La muerte súbita de un zancudo

GUSTAVO LEIVAServir a la Vida: Gustavo Leiva


Eran exactamente las 6 de la mañana con 3 minutos y algunos segundos. Se los digo porque vi la hora en un reloj digital que nunca se equivoca. Había terminado de hacer mis ejercicios. Me disponía a volver a poner en orden todos los aparatos que había utilizado para mi rutina diaria. Me faltaba poner en su lugar el lazo que uso para estirarme la espalda. Cuento esto porque, cuando estaba enredando el lazo en una de las columnas de la terraza, me sorprendió ver que, entre esta columna y la pared, había un zancudo que había sido atrapado por una tela de araña. Me quedé un rato viéndolo. Era imposible no sorprenderse. El enorme despliegue de fuerzas que hacía para liberarse, era realmente formidable. Era un guerrero que no quería rendirse. La tela de araña se movía de un lado para otro con fuerza, pero no se rompía. Por supuesto que, como estoy condicionado a ver la vida entre quien gana y quien pierde, traté de encontrar dónde estaba la araña, pero no la encontré. En mi mente, yo estaba esperando a que la araña apareciera, se acercara al zancudo moribundo, y le diera el último envoltorio de la muerte para que dejara de moverse. Pero eso nunca ocurrió. La araña no apareció para nada.

Tengo que darles estos otros datos. La tela de araña de la que estoy hablando no era más grande que unos 15 centímetros de largo, por unos 10 o 12 de ancho. El zancudo era de esos que son grandotes. Tendría unos cuatro centímetros de largo. Pero sus alas, de punta a punta, medirían un poco más de los ocho centímetros. Parecía un escuálido barrilete atrapado entre los cables de electricidad. Llamaba mucho la atención lo fino de las filigranas que tejían sus alas y lo largas que eran sus finas patas. Sea como sea, era un zancudo, que ahora tienen la fama de ser portadores de enfermedades mortales como el zika.

Para entonces, yo había tomado esta decisión: esperaría el tiempo que fuera necesario hasta ver el desenlace de este episodio donde la vida y la muerte estaban danzando frente a mis ojos. Cancelé todo tipo de presiones de tiempo y espacio, y me dispuse a ver el final de esta batalla.

Entonces me pasó algo raro. Poco a poco me puse más a favor del zancudo que de la araña invisible. En el fondo de mi corazón, me parecía que estaba haciendo tantos esfuerzos que merecía salvarse. Me acerqué más. Me sorprendió ver que, en la medida que el zancudo le ponía más ganas, y más pataleaba, más y más se enredaba, y menos podía moverse, pero no perdía sus fuerzas. Cabal, cuando me pregunté cuánto más podría aguantar pataleando de ese modo tan estrepitoso, el zancudo se quedó paralizado, y ya no se movió más. Me imaginé que tuvo una muerte súbita. Que se le habría parado el corazón de tantas fuerzas que había hecho.

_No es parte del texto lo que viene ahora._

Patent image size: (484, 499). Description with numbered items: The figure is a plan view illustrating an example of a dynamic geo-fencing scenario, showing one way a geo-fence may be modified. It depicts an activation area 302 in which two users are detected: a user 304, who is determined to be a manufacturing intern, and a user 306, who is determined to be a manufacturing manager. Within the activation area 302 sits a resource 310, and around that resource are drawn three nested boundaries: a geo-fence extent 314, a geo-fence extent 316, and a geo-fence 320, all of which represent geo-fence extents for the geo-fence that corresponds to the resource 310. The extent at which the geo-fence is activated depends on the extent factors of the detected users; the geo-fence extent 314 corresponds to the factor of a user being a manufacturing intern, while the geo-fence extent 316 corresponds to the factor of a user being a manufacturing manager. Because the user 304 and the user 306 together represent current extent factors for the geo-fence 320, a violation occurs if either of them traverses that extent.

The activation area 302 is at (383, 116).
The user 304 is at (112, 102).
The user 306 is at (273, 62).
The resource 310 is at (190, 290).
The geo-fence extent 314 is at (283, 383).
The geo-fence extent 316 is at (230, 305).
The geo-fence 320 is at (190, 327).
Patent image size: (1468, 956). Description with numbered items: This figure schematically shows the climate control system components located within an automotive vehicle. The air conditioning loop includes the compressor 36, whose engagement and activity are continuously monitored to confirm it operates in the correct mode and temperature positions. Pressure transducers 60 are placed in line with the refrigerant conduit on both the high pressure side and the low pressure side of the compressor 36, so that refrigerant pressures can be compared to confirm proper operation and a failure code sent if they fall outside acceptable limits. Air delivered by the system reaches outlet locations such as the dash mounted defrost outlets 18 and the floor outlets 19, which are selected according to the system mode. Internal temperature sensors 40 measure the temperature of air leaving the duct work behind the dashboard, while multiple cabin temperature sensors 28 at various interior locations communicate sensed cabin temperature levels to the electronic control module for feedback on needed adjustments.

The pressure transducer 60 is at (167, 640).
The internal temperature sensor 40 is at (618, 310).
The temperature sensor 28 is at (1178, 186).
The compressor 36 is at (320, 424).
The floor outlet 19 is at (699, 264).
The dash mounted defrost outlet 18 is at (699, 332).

Conmovido por lo rápido que todo esto ocurrió, en no más de 30 segundos, respiré profundo y pensé que entre los zancudos y nosotros, los seres humanos, la única diferencia no es la muerte, ni lo que se tarda uno en morir. En eso somos iguales, y no hay diferencias entre nosotros y todos los zancudos del mundo. La diferencia fundamental entre estos insectos y nosotros es la trampa en la que los dos, eventualmente, algún día, en algún momento, caemos.

El zancudo no tiene otra. No es culpable. Va volando. En su camino se le atraviesa una tela de araña que no advierte. En nuestro caso, las trampas mortales sí se miran, pero no con los ojos con los que vemos a los zancudos o a las telas de araña, sino con los ojos que llevamos dentro del corazón. Muchas de las personas que aparecieron fotografiadas en los periódicos después del Tsunami de la CICIG y del MP el día de ayer, es obvio, que carecen de los ojos con los que se ve desde el corazón.

¿Cómo arreglamos este problema aquí y en otros lados del mundo? ¿Cómo hacemos para recuperar nuestra capacidad de sobrevolar por encima de las tentaciones? Las trampas dejan de ser trampas cuando las vemos como realmente son: espejismos. Pero cuando caemos en una de ellas, la muerte no tarda los 30 segundos que duró la del zancudo, sino que es lenta, toma años, es dolorosa, es atroz. Se está muerto por dentro, aunque se esté vivo por fuera, por eso, los malos… son malos.

Cabal, cuando me pregunté cuánto más podría aguantar pataleando de ese modo tan estrepitoso, el zancudo se quedó paralizado.